Sexual Attraction And Friendship

American culture has in recent years become more willing to admit than men and women can be intimate but platonic friends, and yet it is still rare to find someone who affirms that even men and women who are sexually attracted to each other can be close friends.  Many still at least live as if they believe that the latter is not true.  Though the implications are almost always ignored, this mistaken idea has horrendously unsound ramifications for marriage.  In fact, no one can simultaneously believe that 1) spouses who experience sexual attraction towards each other can also enjoy nonsexual forms of intimacy and that 2) unmarried men and women cannot be close friends if either harbors sexual feelings for the other.

Anyone who thinks that men and women cannot be friends if sexual attraction is present can only be consistent if they also think that spouses cannot truly be friends.  Both beliefs are utterly false, of course, but the emphasis here is on the fact that no one can consistently believe the former without completely accepting the latter.  If more people realized this, perhaps no one would ever deny that sexuality and the affection of friendship are not locked in a zero-sum game where the presence of one necessitates the absence of the other.

Regardless of whether hypothetical sexual attraction exists within a friendship or a marriage, it does not have to prevent two people from developing, maintaining, and enjoying a relationship of true affection.  Only a fallacious, reductionistic view of humankind would ever regard anything else as the case.  Sexual attraction and the personal affection of friendship are in no way exclusive.  Indeed, the ideal marriage for many people features both.

A marriage is a genuine, mutual friendship with a distinctly sexual component if the couple wishes (as a marriage where one or all spouses are asexuals who are disinterested in sex is no less valid).  In such a relationship, there is no clash between personal love and sexual feelings being experienced at once despite the fact that they are directed towards the same person.  Though it is almost never acknowledged as such, a strong marriage that encompasses sexual attraction is the most common example of how deep affection and sexual feelings can coexist.

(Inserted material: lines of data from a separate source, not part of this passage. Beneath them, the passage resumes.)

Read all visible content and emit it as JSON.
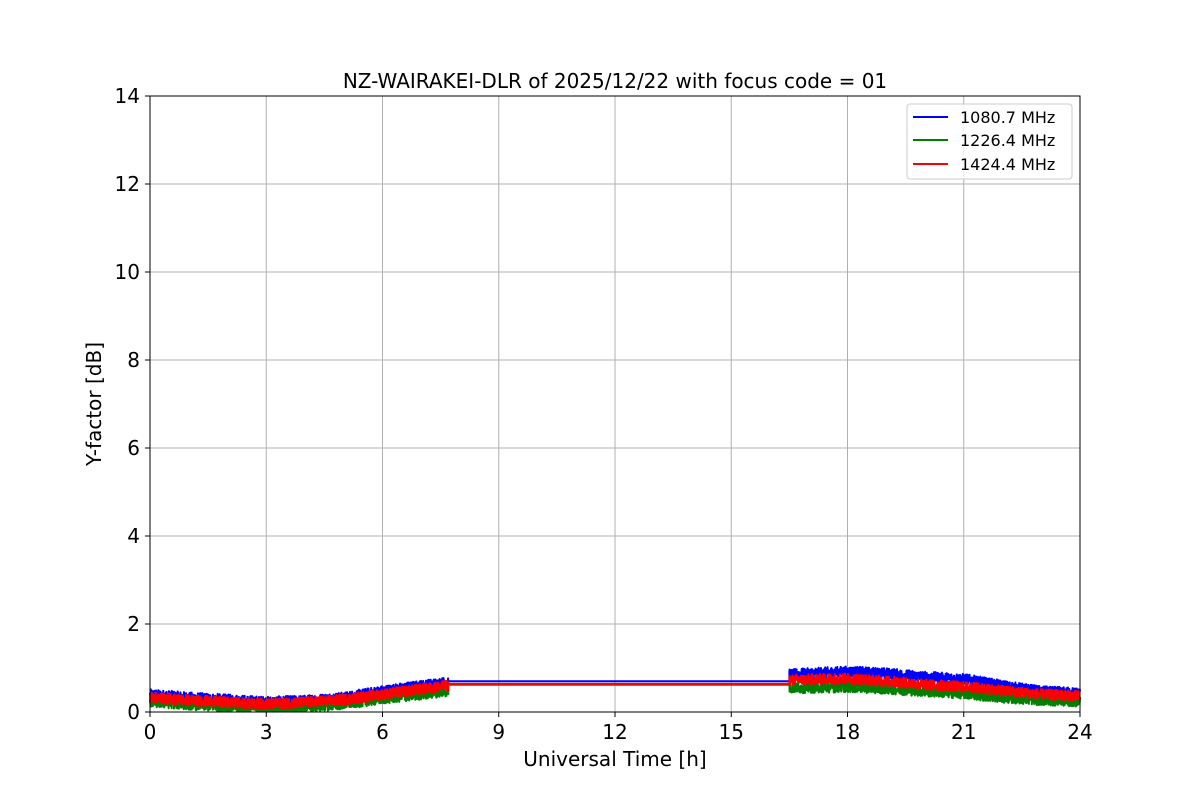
{
  "chart_data": {
    "type": "line",
    "title": "NZ-WAIRAKEI-DLR of 2025/12/22 with focus code = 01",
    "xlabel": "Universal Time [h]",
    "ylabel": "Y-factor [dB]",
    "xlim": [
      0,
      24
    ],
    "ylim": [
      0,
      14
    ],
    "xticks": [
      0,
      3,
      6,
      9,
      12,
      15,
      18,
      21,
      24
    ],
    "yticks": [
      0,
      2,
      4,
      6,
      8,
      10,
      12,
      14
    ],
    "grid": true,
    "legend_position": "top-right",
    "noise_amplitude": 0.12,
    "series": [
      {
        "name": "1080.7 MHz",
        "color": "#0000ff",
        "x": [
          0,
          1,
          2,
          3,
          4,
          5,
          6,
          7,
          7.7,
          16.5,
          17,
          18,
          19,
          20,
          21,
          22,
          23,
          24
        ],
        "y": [
          0.4,
          0.33,
          0.28,
          0.23,
          0.26,
          0.33,
          0.48,
          0.6,
          0.68,
          0.85,
          0.88,
          0.92,
          0.88,
          0.8,
          0.75,
          0.6,
          0.47,
          0.43
        ]
      },
      {
        "name": "1226.4 MHz",
        "color": "#008000",
        "x": [
          0,
          1,
          2,
          3,
          4,
          5,
          6,
          7,
          7.7,
          16.5,
          17,
          18,
          19,
          20,
          21,
          22,
          23,
          24
        ],
        "y": [
          0.23,
          0.17,
          0.12,
          0.08,
          0.11,
          0.18,
          0.3,
          0.4,
          0.48,
          0.55,
          0.55,
          0.57,
          0.53,
          0.47,
          0.42,
          0.33,
          0.27,
          0.24
        ]
      },
      {
        "name": "1424.4 MHz",
        "color": "#ff0000",
        "x": [
          0,
          1,
          2,
          3,
          4,
          5,
          6,
          7,
          7.7,
          16.5,
          17,
          18,
          19,
          20,
          21,
          22,
          23,
          24
        ],
        "y": [
          0.33,
          0.27,
          0.22,
          0.18,
          0.22,
          0.28,
          0.4,
          0.52,
          0.6,
          0.72,
          0.74,
          0.76,
          0.7,
          0.62,
          0.57,
          0.48,
          0.4,
          0.36
        ]
      }
    ],
    "gap": {
      "start": 7.7,
      "end": 16.5,
      "values": [
        {
          "series": "1080.7 MHz",
          "y": 0.7
        },
        {
          "series": "1226.4 MHz",
          "y": 0.62
        },
        {
          "series": "1424.4 MHz",
          "y": 0.64
        }
      ]
    }
  }
}
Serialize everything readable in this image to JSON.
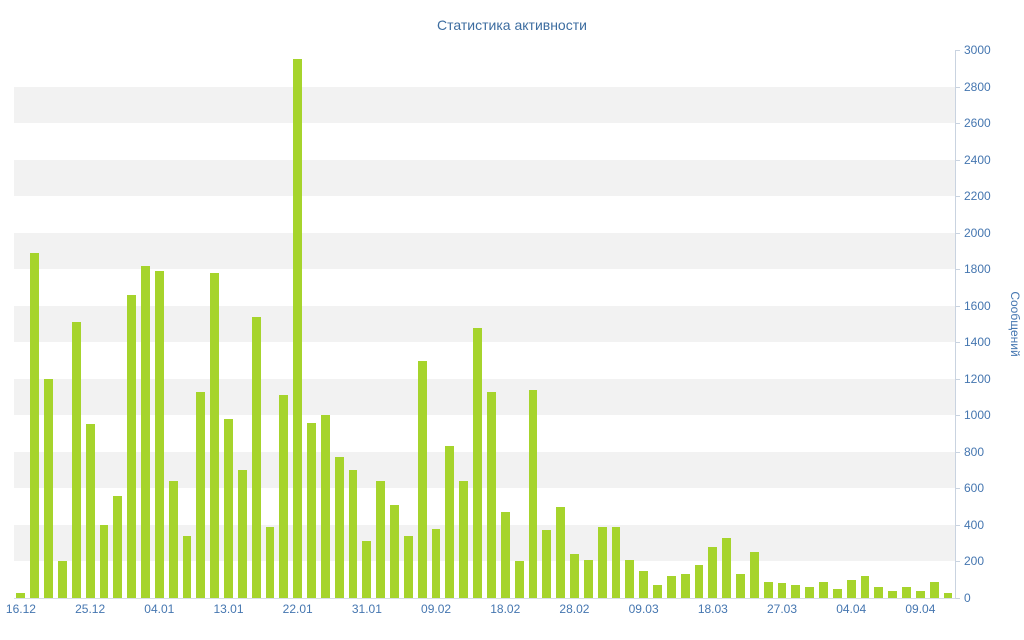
{
  "colors": {
    "bar": "#a6d42c",
    "band": "#f2f2f2",
    "axis": "#c9d3e0",
    "axis2": "#d8dde4",
    "text": "#4576b0",
    "title": "#3d6da0"
  },
  "chart_data": {
    "type": "bar",
    "title": "Статистика активности",
    "xlabel": "",
    "ylabel": "Сообщений",
    "ylim": [
      0,
      3000
    ],
    "y_tick_step": 200,
    "grid": "horizontal-alternating-bands",
    "legend": "none",
    "x_tick_labels": [
      "16.12",
      "25.12",
      "04.01",
      "13.01",
      "22.01",
      "31.01",
      "09.02",
      "18.02",
      "28.02",
      "09.03",
      "18.03",
      "27.03",
      "04.04",
      "09.04"
    ],
    "x_tick_indices": [
      0,
      5,
      10,
      15,
      20,
      25,
      30,
      35,
      40,
      45,
      50,
      55,
      60,
      65
    ],
    "values": [
      30,
      1890,
      1200,
      200,
      1510,
      950,
      400,
      560,
      1660,
      1820,
      1790,
      640,
      340,
      1130,
      1780,
      980,
      700,
      1540,
      390,
      1110,
      2950,
      960,
      1000,
      770,
      700,
      310,
      640,
      510,
      340,
      1300,
      380,
      830,
      640,
      1480,
      1130,
      470,
      200,
      1140,
      370,
      500,
      240,
      210,
      390,
      390,
      210,
      150,
      70,
      120,
      130,
      180,
      280,
      330,
      130,
      250,
      90,
      80,
      70,
      60,
      90,
      50,
      100,
      120,
      60,
      40,
      60,
      40,
      90,
      30
    ]
  }
}
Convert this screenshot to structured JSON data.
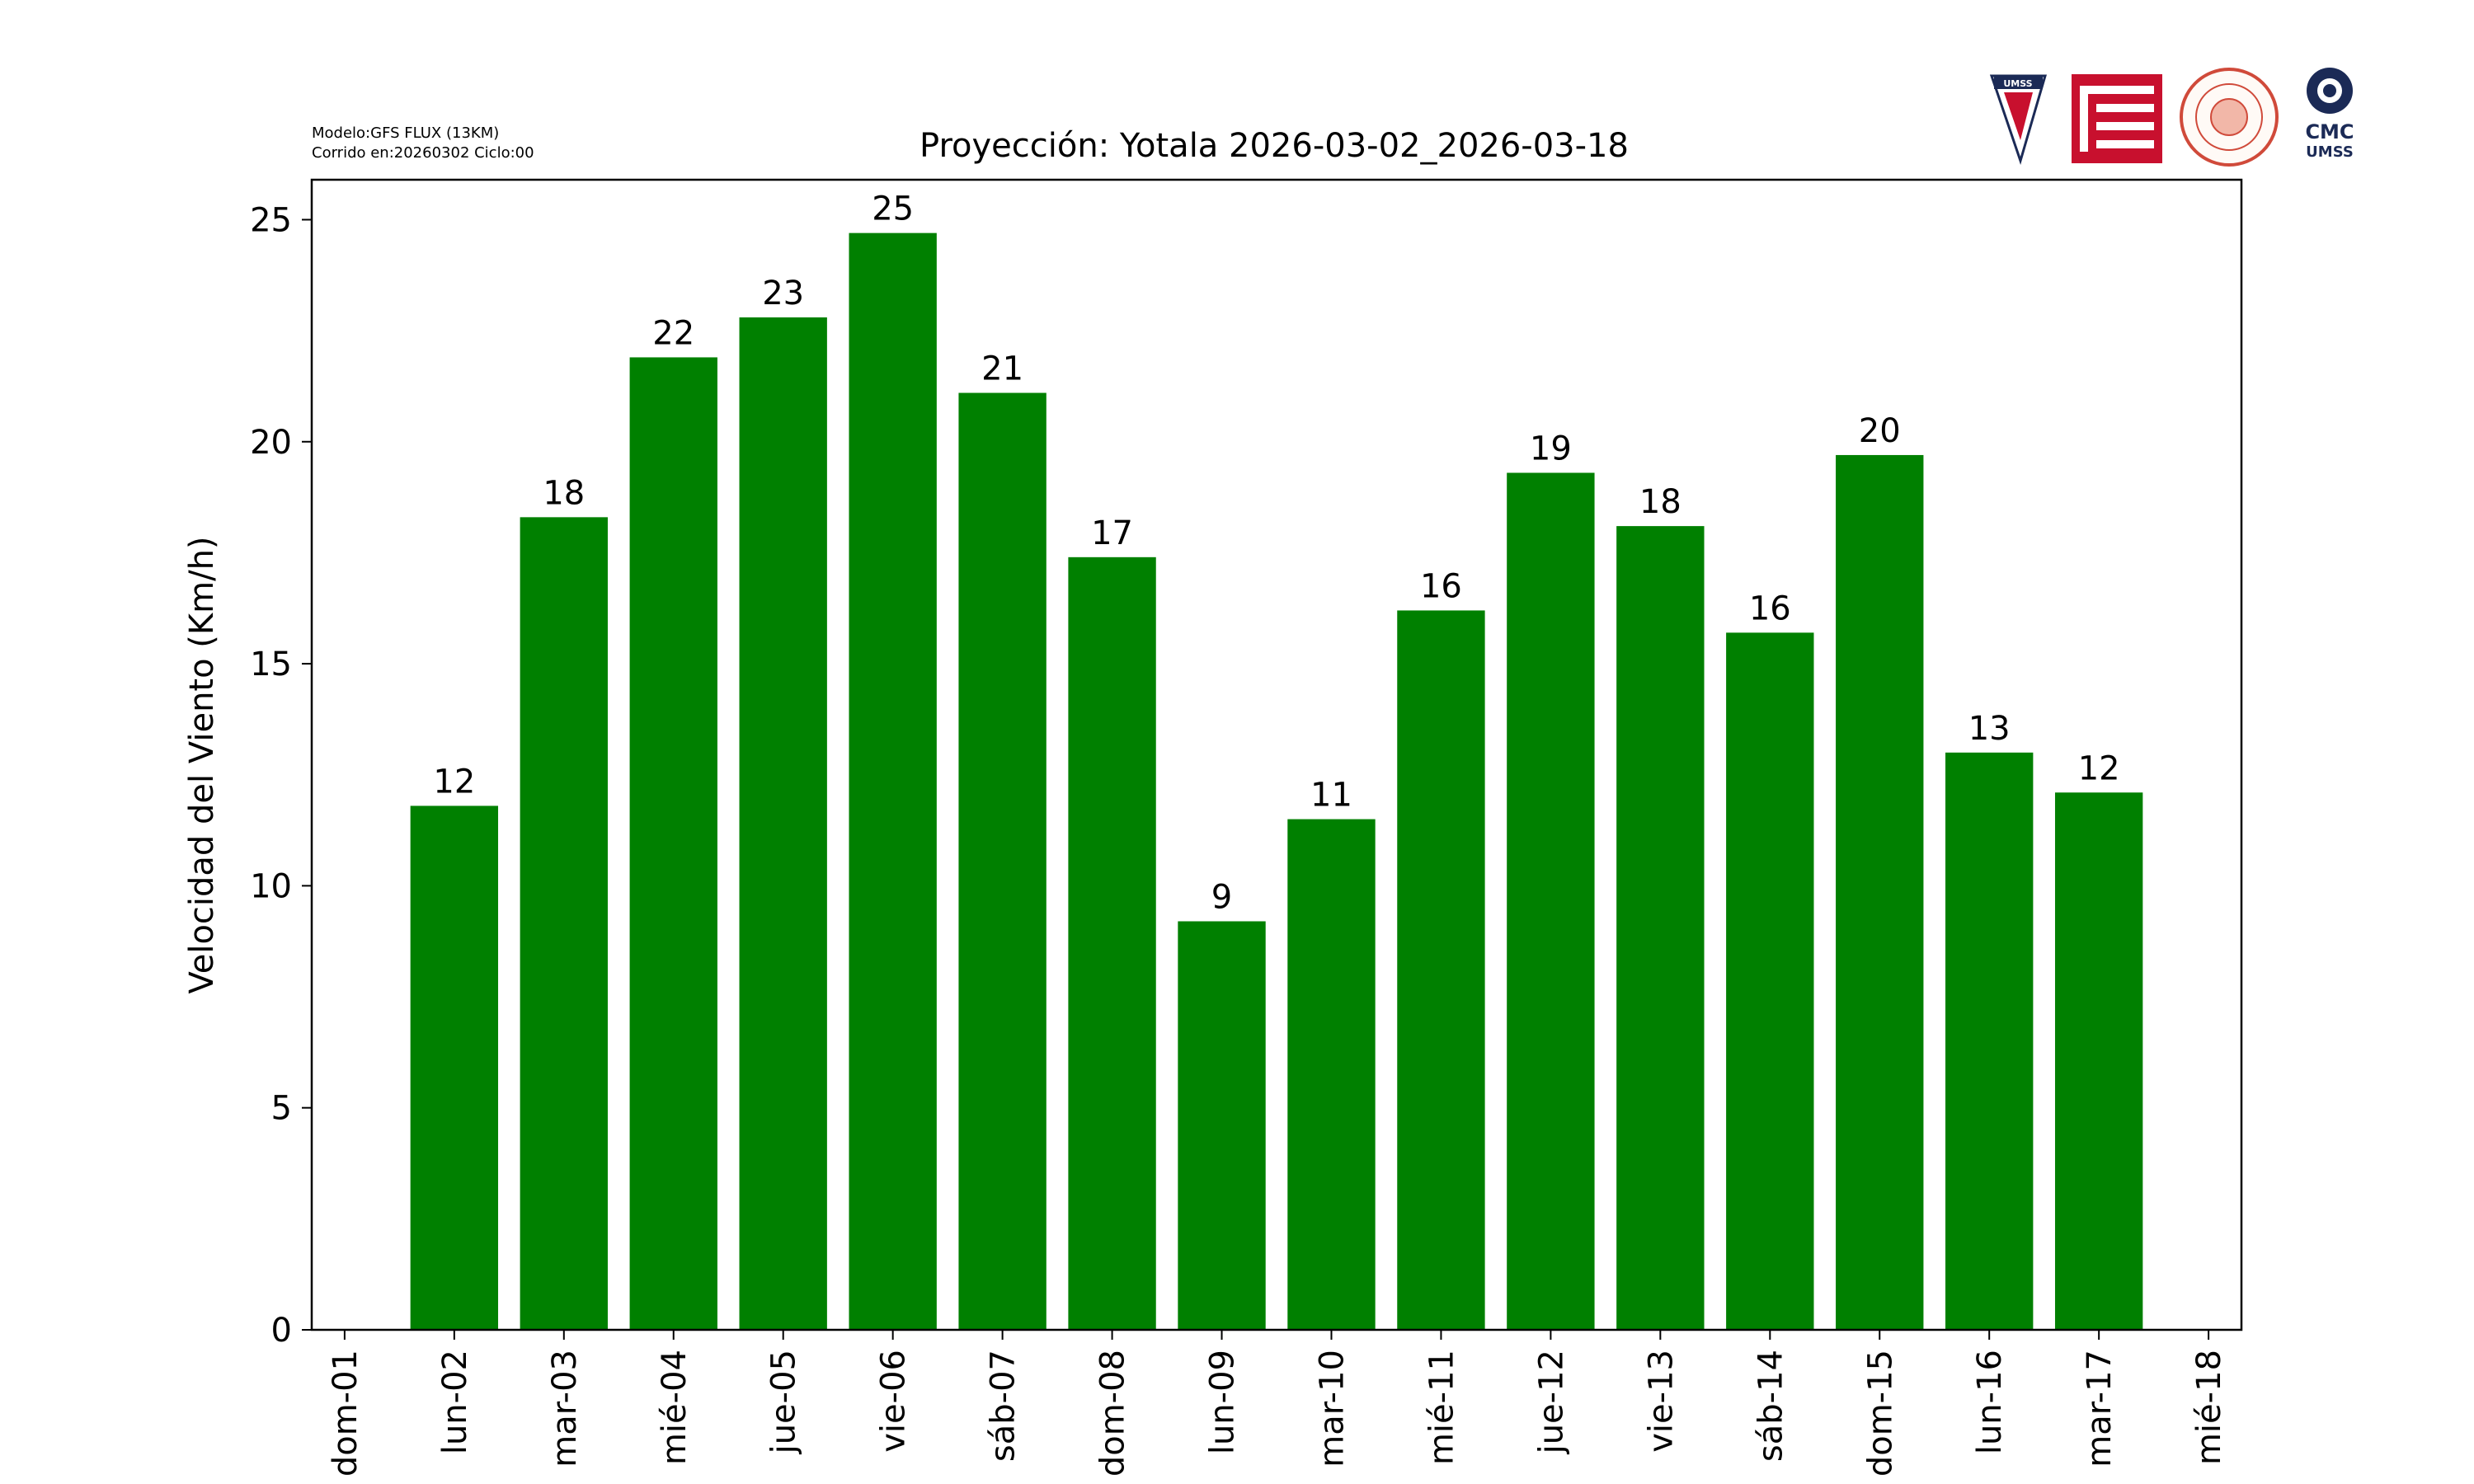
{
  "header": {
    "model_line": "Modelo:GFS FLUX (13KM)",
    "run_line": "Corrido en:20260302 Ciclo:00"
  },
  "logos": {
    "umss_label": "UMSS",
    "cmc_label": "CMC",
    "cmc_sub_label": "UMSS"
  },
  "chart_data": {
    "type": "bar",
    "title": "Proyección: Yotala  2026-03-02_2026-03-18",
    "xlabel": "",
    "ylabel": "Velocidad del Viento (Km/h)",
    "ylim": [
      0,
      25.9
    ],
    "yticks": [
      0,
      5,
      10,
      15,
      20,
      25
    ],
    "xticks": [
      "dom-01",
      "lun-02",
      "mar-03",
      "mié-04",
      "jue-05",
      "vie-06",
      "sáb-07",
      "dom-08",
      "lun-09",
      "mar-10",
      "mié-11",
      "jue-12",
      "vie-13",
      "sáb-14",
      "dom-15",
      "lun-16",
      "mar-17",
      "mié-18"
    ],
    "categories": [
      "lun-02",
      "mar-03",
      "mié-04",
      "jue-05",
      "vie-06",
      "sáb-07",
      "dom-08",
      "lun-09",
      "mar-10",
      "mié-11",
      "jue-12",
      "vie-13",
      "sáb-14",
      "dom-15",
      "lun-16",
      "mar-17"
    ],
    "values": [
      11.8,
      18.3,
      21.9,
      22.8,
      24.7,
      21.1,
      17.4,
      9.2,
      11.5,
      16.2,
      19.3,
      18.1,
      15.7,
      19.7,
      13.0,
      12.1
    ],
    "labels": [
      "12",
      "18",
      "22",
      "23",
      "25",
      "21",
      "17",
      "9",
      "11",
      "16",
      "19",
      "18",
      "16",
      "20",
      "13",
      "12"
    ],
    "bar_color": "#008000",
    "grid": false,
    "legend": "none"
  }
}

It is entirely possible to feel sexual attraction towards a person and not allow it to interfere with a thriving relationship.  It is entirely possible to feel sexual attraction towards a person and not experience it in a way that detracts from the platonic behavioral side of the relationship.  It is entirely possible to feel sexual attraction for someone and still cherish the whole of their being.  Sexuality is nothing to fear or worship, and the church and the secular world as a whole have yet to admit both of these truths at once.